Paul looked pained. “I suppose you think
I
should do it.”
 
She felt hot and uncomfortable. Angry, and that made her even more uncomfortable. This was to be her punishment, she thought, for abandoning him. “I don’t even know what you’re looking for. Everything’s disorganized.”
 
“So organize it. That’s what you do.”
 
The implication was clear. That’s what he paid her for.
 
Bailey drew another deep breath.
 
“Right. Can do.”
 
Paul smiled, appeased. “I’ll help you take the boxes out to the car.” She must have looked surprised, because he added, “They’re heavy.”
 
She expected he’d forget his offer by the time she came back downstairs.
 
But her own packing didn’t take that long. Her apartment furniture—the stuff she didn’t sell, the rose wing chair with the velvet worn in spots, the 1920s steamer trunk she’d used as a coffee table—was still in storage. She planned to move her clothes in stages. Maybe by the time she emptied her closet, she’d have found a way to tell her mother she was moving home for good.
 
The thought made her shudder. Or maybe she’d find another place to live. Someplace close. Someplace cheap. In New York, she’d scrounged from paycheck to paycheck, and she hadn’t been in Stokesville long enough yet to save the security deposit for an apartment.
 
Paul carried the final carton to her mother’s car and closed the trunk with a final sounding slam. “I’ll see you tonight.”
 
She nodded. “Hobart Funeral Home, seven o’clock.”
 
“Come by the house first.

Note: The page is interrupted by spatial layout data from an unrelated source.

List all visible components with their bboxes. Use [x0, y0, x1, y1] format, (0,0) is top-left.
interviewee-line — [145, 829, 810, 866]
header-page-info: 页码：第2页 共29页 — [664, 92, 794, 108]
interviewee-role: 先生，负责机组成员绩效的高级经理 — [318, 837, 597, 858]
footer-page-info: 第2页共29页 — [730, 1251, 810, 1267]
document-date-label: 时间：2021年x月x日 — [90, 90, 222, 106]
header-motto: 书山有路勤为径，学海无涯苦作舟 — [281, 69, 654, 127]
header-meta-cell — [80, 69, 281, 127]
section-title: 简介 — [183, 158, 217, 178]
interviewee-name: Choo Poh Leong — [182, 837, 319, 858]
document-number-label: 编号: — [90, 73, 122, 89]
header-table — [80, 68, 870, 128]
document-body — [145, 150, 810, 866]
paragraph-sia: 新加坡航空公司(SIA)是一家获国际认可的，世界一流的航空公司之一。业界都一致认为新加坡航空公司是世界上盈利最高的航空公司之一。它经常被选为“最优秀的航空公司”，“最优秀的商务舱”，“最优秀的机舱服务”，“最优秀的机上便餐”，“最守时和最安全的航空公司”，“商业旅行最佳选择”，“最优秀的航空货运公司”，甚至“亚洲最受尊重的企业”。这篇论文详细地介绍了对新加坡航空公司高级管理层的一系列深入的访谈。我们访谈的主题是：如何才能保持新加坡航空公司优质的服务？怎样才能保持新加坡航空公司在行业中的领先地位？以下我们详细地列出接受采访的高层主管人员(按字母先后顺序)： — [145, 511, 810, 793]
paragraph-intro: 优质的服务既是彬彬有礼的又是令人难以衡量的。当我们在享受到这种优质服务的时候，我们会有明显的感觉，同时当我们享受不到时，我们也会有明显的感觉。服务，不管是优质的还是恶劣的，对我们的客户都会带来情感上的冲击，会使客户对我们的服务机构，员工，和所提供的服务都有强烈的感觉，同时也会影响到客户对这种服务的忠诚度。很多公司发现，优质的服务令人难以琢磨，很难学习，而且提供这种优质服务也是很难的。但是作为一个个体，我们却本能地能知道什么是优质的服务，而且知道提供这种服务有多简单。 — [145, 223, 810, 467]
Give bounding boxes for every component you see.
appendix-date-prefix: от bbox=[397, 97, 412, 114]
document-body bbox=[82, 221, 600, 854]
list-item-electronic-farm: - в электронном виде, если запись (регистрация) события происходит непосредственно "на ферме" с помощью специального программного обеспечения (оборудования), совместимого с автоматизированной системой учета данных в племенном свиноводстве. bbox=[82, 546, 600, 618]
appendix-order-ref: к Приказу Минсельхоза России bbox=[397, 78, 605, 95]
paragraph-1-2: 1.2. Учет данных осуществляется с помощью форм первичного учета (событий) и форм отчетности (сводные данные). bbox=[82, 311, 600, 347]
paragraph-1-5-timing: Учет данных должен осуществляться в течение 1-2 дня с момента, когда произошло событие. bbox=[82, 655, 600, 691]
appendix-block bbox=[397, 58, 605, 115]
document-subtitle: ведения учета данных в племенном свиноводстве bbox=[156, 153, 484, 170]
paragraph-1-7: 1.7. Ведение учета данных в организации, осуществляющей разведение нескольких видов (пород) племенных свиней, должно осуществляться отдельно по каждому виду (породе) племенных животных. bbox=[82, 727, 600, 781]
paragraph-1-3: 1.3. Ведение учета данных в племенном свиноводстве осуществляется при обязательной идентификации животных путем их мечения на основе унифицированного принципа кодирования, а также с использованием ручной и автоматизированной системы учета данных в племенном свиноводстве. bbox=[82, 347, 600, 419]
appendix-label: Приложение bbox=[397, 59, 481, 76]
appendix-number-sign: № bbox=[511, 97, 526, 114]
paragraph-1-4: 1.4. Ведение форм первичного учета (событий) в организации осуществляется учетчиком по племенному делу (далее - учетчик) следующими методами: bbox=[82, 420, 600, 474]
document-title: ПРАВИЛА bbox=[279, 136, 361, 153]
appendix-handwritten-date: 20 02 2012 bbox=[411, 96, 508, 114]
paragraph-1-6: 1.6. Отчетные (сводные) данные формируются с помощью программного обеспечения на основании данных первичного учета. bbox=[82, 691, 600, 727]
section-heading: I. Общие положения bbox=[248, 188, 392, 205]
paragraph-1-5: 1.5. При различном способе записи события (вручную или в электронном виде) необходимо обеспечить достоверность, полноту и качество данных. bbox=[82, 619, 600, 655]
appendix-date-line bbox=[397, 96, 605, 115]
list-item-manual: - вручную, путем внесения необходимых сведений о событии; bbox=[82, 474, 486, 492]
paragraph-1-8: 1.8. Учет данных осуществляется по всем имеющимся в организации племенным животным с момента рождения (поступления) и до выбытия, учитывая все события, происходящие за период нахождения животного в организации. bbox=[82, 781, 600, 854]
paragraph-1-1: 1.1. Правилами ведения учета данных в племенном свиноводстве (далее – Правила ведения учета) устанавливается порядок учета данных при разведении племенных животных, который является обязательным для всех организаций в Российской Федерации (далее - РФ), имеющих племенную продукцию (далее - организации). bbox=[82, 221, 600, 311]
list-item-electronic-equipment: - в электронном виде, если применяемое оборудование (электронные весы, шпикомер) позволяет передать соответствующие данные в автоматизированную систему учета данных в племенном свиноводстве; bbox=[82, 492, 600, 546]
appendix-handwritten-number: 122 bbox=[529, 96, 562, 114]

I don’t want anything to go wrong tomorrow.”
 
She understood his concern. The funeral of Helen Stokes Ellis was sure to be well-attended. Helen might not have been well-liked, but she was One Of Our Own. And every soul at the church would show up at the house afterward, eager to eat and drink and talk in hushed tones about the flowers, the music, and the circumstances surrounding her death. Someone had to be on hand to see the silver was polished, the donated dishes were listed and labeled, and the ice didn’t run out. But . . .
 
“Is Regan going to want me handling the arrangements for her mother’s funeral reception?”
 
“I don’t give a damn what Regan wants. I need you, Bailey.”
 
Her objections stuck in her throat. She swallowed, unable to resist his appeal. “I’ll be there.”
 
Paul’s tired smile crinkled the corners of his eyes. “That’s my girl.”
 
Thawing, she returned his smile. But when he reached for her, she stepped back, uncomfortably conscious of the watching windows.
 
“So, I’ll see you at six, then,” she said.
 
Which gave her barely enough time to drop off her suitcase and change into a black skirt. No time for dinner, which was bad. No time for explanations, which was good.
 
No time to think. Maybe that was best of all.
 
She let herself in through the back door less than an hour later to find dirty dishes in the sink and a scooped out casserole drying on the counter. Bailey shook her head over the mess. For this she got her BA in creative writing? But she was glad to see Paul and Regan had eaten.
 
Rolling up the sleeves of her good white blouse, she scraped, wrapped, rinsed plates and wiped counters.
 
Most girls your age are driving carpool,
her mother had said.
Or running errands for their husbands.